The Article
Hasaan vs The Cymbal on Speakers Corner
26th June 2019
Title: The Max Roach Trio featuring the Legendary Hasaan
Label: Speakers Corner
It’s an intriguing album. Partly because Hasaan’s name is emblazoned upon the sleeve, retaining a larger font size even compared to Roach’s own name on the self-same sleeve. The inference is that this LP is not only a work of note but that Hasaan is also a man to be noted.
And Hasaan was who exactly? He was a pianist, his stock in trade. The other reason for the intrigue is that this is Hasaan Ibn Ali’s (originally William Henry Langford, Jr) only album release. There is tell of other unreleased recordings out there…somewhere.

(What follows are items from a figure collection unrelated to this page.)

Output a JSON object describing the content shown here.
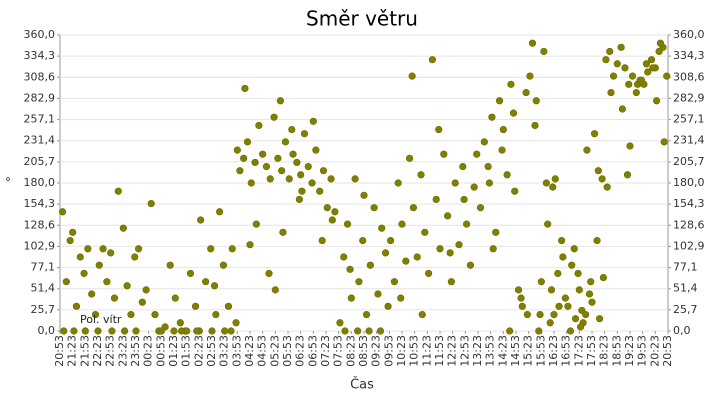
{
  "chart_data": {
    "type": "scatter",
    "title": "Směr větru",
    "x_label": "Čas",
    "y_label": "°",
    "grid": true,
    "xlim": [
      0,
      48
    ],
    "xticks": [
      {
        "value": 0,
        "label": "20:53"
      },
      {
        "value": 1,
        "label": "21:23"
      },
      {
        "value": 2,
        "label": "21:53"
      },
      {
        "value": 3,
        "label": "22:23"
      },
      {
        "value": 4,
        "label": "22:53"
      },
      {
        "value": 5,
        "label": "23:23"
      },
      {
        "value": 6,
        "label": "23:53"
      },
      {
        "value": 7,
        "label": "00:23"
      },
      {
        "value": 8,
        "label": "00:53"
      },
      {
        "value": 9,
        "label": "01:23"
      },
      {
        "value": 10,
        "label": "01:53"
      },
      {
        "value": 11,
        "label": "02:23"
      },
      {
        "value": 12,
        "label": "02:53"
      },
      {
        "value": 13,
        "label": "03:23"
      },
      {
        "value": 14,
        "label": "03:53"
      },
      {
        "value": 15,
        "label": "04:23"
      },
      {
        "value": 16,
        "label": "04:53"
      },
      {
        "value": 17,
        "label": "05:23"
      },
      {
        "value": 18,
        "label": "05:53"
      },
      {
        "value": 19,
        "label": "06:23"
      },
      {
        "value": 20,
        "label": "06:53"
      },
      {
        "value": 21,
        "label": "07:23"
      },
      {
        "value": 22,
        "label": "07:53"
      },
      {
        "value": 23,
        "label": "08:23"
      },
      {
        "value": 24,
        "label": "08:53"
      },
      {
        "value": 25,
        "label": "09:23"
      },
      {
        "value": 26,
        "label": "09:53"
      },
      {
        "value": 27,
        "label": "10:23"
      },
      {
        "value": 28,
        "label": "10:53"
      },
      {
        "value": 29,
        "label": "11:23"
      },
      {
        "value": 30,
        "label": "11:53"
      },
      {
        "value": 31,
        "label": "12:23"
      },
      {
        "value": 32,
        "label": "12:53"
      },
      {
        "value": 33,
        "label": "13:23"
      },
      {
        "value": 34,
        "label": "13:53"
      },
      {
        "value": 35,
        "label": "14:23"
      },
      {
        "value": 36,
        "label": "14:53"
      },
      {
        "value": 37,
        "label": "15:23"
      },
      {
        "value": 38,
        "label": "15:53"
      },
      {
        "value": 39,
        "label": "16:23"
      },
      {
        "value": 40,
        "label": "16:53"
      },
      {
        "value": 41,
        "label": "17:23"
      },
      {
        "value": 42,
        "label": "17:53"
      },
      {
        "value": 43,
        "label": "18:23"
      },
      {
        "value": 44,
        "label": "18:53"
      },
      {
        "value": 45,
        "label": "19:23"
      },
      {
        "value": 46,
        "label": "19:53"
      },
      {
        "value": 47,
        "label": "20:23"
      },
      {
        "value": 48,
        "label": "20:53"
      }
    ],
    "ylim": [
      0,
      360
    ],
    "yticks": [
      {
        "value": 0,
        "label": "0,0"
      },
      {
        "value": 25.7,
        "label": "25,7"
      },
      {
        "value": 51.4,
        "label": "51,4"
      },
      {
        "value": 77.1,
        "label": "77,1"
      },
      {
        "value": 102.9,
        "label": "102,9"
      },
      {
        "value": 128.6,
        "label": "128,6"
      },
      {
        "value": 154.3,
        "label": "154,3"
      },
      {
        "value": 180,
        "label": "180,0"
      },
      {
        "value": 205.7,
        "label": "205,7"
      },
      {
        "value": 231.4,
        "label": "231,4"
      },
      {
        "value": 257.1,
        "label": "257,1"
      },
      {
        "value": 282.9,
        "label": "282,9"
      },
      {
        "value": 308.6,
        "label": "308,6"
      },
      {
        "value": 334.3,
        "label": "334,3"
      },
      {
        "value": 360,
        "label": "360,0"
      }
    ],
    "x": [
      0.2,
      0.5,
      0.8,
      1.0,
      1.3,
      1.6,
      1.9,
      2.2,
      2.5,
      2.8,
      3.1,
      3.4,
      3.7,
      4.0,
      4.3,
      4.6,
      5.0,
      5.3,
      5.6,
      5.9,
      6.2,
      6.5,
      6.8,
      0.3,
      1.1,
      2.0,
      3.0,
      4.1,
      5.1,
      6.0,
      7.2,
      7.5,
      7.9,
      8.3,
      8.7,
      9.1,
      9.5,
      9.9,
      10.3,
      10.7,
      11.1,
      11.5,
      11.9,
      12.3,
      12.6,
      12.9,
      13.3,
      13.6,
      7.8,
      9.0,
      10.0,
      11.0,
      12.0,
      13.0,
      13.9,
      8.0,
      9.6,
      10.8,
      12.2,
      13.5,
      14.0,
      14.2,
      14.5,
      14.8,
      15.1,
      15.4,
      15.7,
      16.0,
      16.3,
      16.6,
      16.9,
      17.2,
      17.5,
      17.8,
      18.1,
      18.4,
      18.7,
      19.0,
      19.3,
      19.6,
      19.9,
      20.2,
      20.5,
      20.8,
      21.1,
      21.4,
      21.7,
      14.6,
      15.5,
      16.5,
      17.0,
      17.6,
      18.3,
      19.1,
      20.0,
      20.7,
      21.5,
      15.0,
      17.4,
      18.9,
      22.1,
      22.4,
      22.7,
      23.0,
      23.3,
      23.6,
      23.9,
      24.2,
      24.5,
      24.8,
      25.1,
      25.4,
      25.7,
      22.5,
      23.5,
      24.4,
      25.3,
      25.9,
      22.9,
      24.0,
      26.1,
      26.4,
      26.7,
      27.0,
      27.3,
      27.6,
      27.9,
      28.2,
      28.5,
      28.8,
      29.1,
      29.4,
      29.7,
      30.0,
      30.3,
      30.6,
      30.9,
      31.2,
      31.5,
      31.8,
      32.1,
      32.4,
      32.7,
      26.9,
      27.8,
      28.6,
      29.9,
      30.8,
      31.9,
      32.9,
      33.2,
      33.5,
      33.8,
      34.1,
      34.4,
      34.7,
      35.0,
      35.3,
      35.6,
      35.9,
      36.2,
      36.5,
      36.8,
      33.9,
      34.9,
      35.8,
      36.4,
      34.2,
      35.5,
      36.9,
      37.1,
      37.3,
      37.6,
      37.9,
      38.2,
      38.5,
      38.8,
      39.1,
      39.4,
      39.7,
      37.5,
      38.0,
      38.7,
      39.3,
      39.9,
      38.4,
      37.8,
      39.0,
      39.6,
      38.9,
      40.1,
      40.4,
      40.7,
      41.0,
      41.3,
      41.6,
      41.9,
      42.2,
      42.5,
      42.8,
      40.6,
      41.2,
      41.8,
      42.4,
      40.3,
      41.5,
      42.0,
      42.9,
      41.1,
      40.9,
      43.1,
      43.4,
      43.7,
      44.0,
      44.3,
      44.6,
      44.9,
      45.2,
      45.5,
      45.8,
      46.1,
      46.4,
      46.7,
      47.0,
      47.3,
      47.6,
      47.9,
      43.5,
      44.4,
      45.0,
      45.6,
      46.3,
      47.1,
      47.7,
      44.8,
      46.8,
      43.2,
      47.4,
      45.9,
      42.6
    ],
    "series": [
      {
        "name": "Pol. vítr",
        "color": "#808000",
        "values": [
          145,
          60,
          110,
          120,
          30,
          90,
          70,
          100,
          45,
          20,
          80,
          100,
          60,
          95,
          40,
          170,
          125,
          55,
          20,
          90,
          100,
          35,
          50,
          0,
          0,
          0,
          0,
          0,
          0,
          0,
          155,
          20,
          0,
          5,
          80,
          40,
          10,
          0,
          70,
          30,
          135,
          60,
          100,
          20,
          145,
          80,
          30,
          100,
          0,
          0,
          0,
          0,
          0,
          0,
          10,
          0,
          0,
          0,
          55,
          0,
          220,
          195,
          210,
          230,
          180,
          205,
          250,
          215,
          200,
          185,
          260,
          210,
          195,
          230,
          185,
          215,
          205,
          190,
          240,
          200,
          180,
          220,
          170,
          195,
          150,
          185,
          145,
          295,
          130,
          70,
          50,
          120,
          245,
          170,
          255,
          110,
          135,
          105,
          280,
          160,
          10,
          90,
          130,
          40,
          185,
          60,
          110,
          20,
          80,
          150,
          45,
          125,
          95,
          0,
          0,
          0,
          0,
          30,
          75,
          165,
          110,
          60,
          180,
          130,
          85,
          210,
          150,
          90,
          190,
          120,
          70,
          330,
          160,
          100,
          215,
          140,
          60,
          180,
          105,
          200,
          130,
          80,
          175,
          40,
          310,
          20,
          245,
          95,
          160,
          215,
          150,
          230,
          200,
          260,
          120,
          280,
          245,
          190,
          300,
          170,
          50,
          30,
          290,
          180,
          220,
          265,
          40,
          100,
          0,
          20,
          310,
          350,
          280,
          20,
          340,
          130,
          50,
          185,
          30,
          90,
          250,
          60,
          10,
          70,
          40,
          180,
          0,
          20,
          110,
          175,
          30,
          80,
          15,
          50,
          10,
          220,
          60,
          240,
          195,
          185,
          100,
          25,
          45,
          110,
          0,
          20,
          35,
          65,
          5,
          70,
          330,
          340,
          310,
          325,
          345,
          320,
          300,
          310,
          290,
          305,
          300,
          315,
          330,
          320,
          340,
          345,
          310,
          290,
          270,
          225,
          300,
          325,
          280,
          230,
          190,
          320,
          175,
          350,
          305,
          15
        ]
      }
    ]
  }
}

If you need a hook to hang this album on, you could say that Hasaan reflects tones from Thelonious Monk but principally the dissonant stylings of the tragically little-known Elmo Hope.
But before we get to the music itself, let’s not forget Roach. A consummate jazz drummer, who turned away from using the bass drum as a point of grammar, instead relying on the ride cymbal, Roach tended to use the more powerful drums as a tool to express both shock value and to make a particular sonic point. Which is not to say that he was a stranger to silence, the latter was also part of his effective armoury.
The mastering on this LP is beautifully layered and structured. Take the Roach drum kit. His signature cymbal is way out front. That’s where the attention is, the rest of the drums are piled into a corner until required. Hasaan, on the other hand, is the meat in the sandwich on this LP. His work is dense, complex, melody is never deserted but his imagination kicks in all over the place and his keys interweave to create sonic architecture of the most compound kind, often with that cymbal in tow.
This album, originally released in 1965 with Art Davis on bass (and don’t ignore that bass man, man, he’s the glue for the entire LP) is often a playful tussle, sometimes a playful tangle. Piano versus cymbal. Like two young squirrels chasing each other around a field, darting, changing direction at unexpected times, angles are formed and collapsed. The ear delights in the patterns formed and the tempos changed. And don’t see Hasaan as the singular avant here. The man was clever but Roach sticks with him all of the way. He ain’t no slouch either, you know.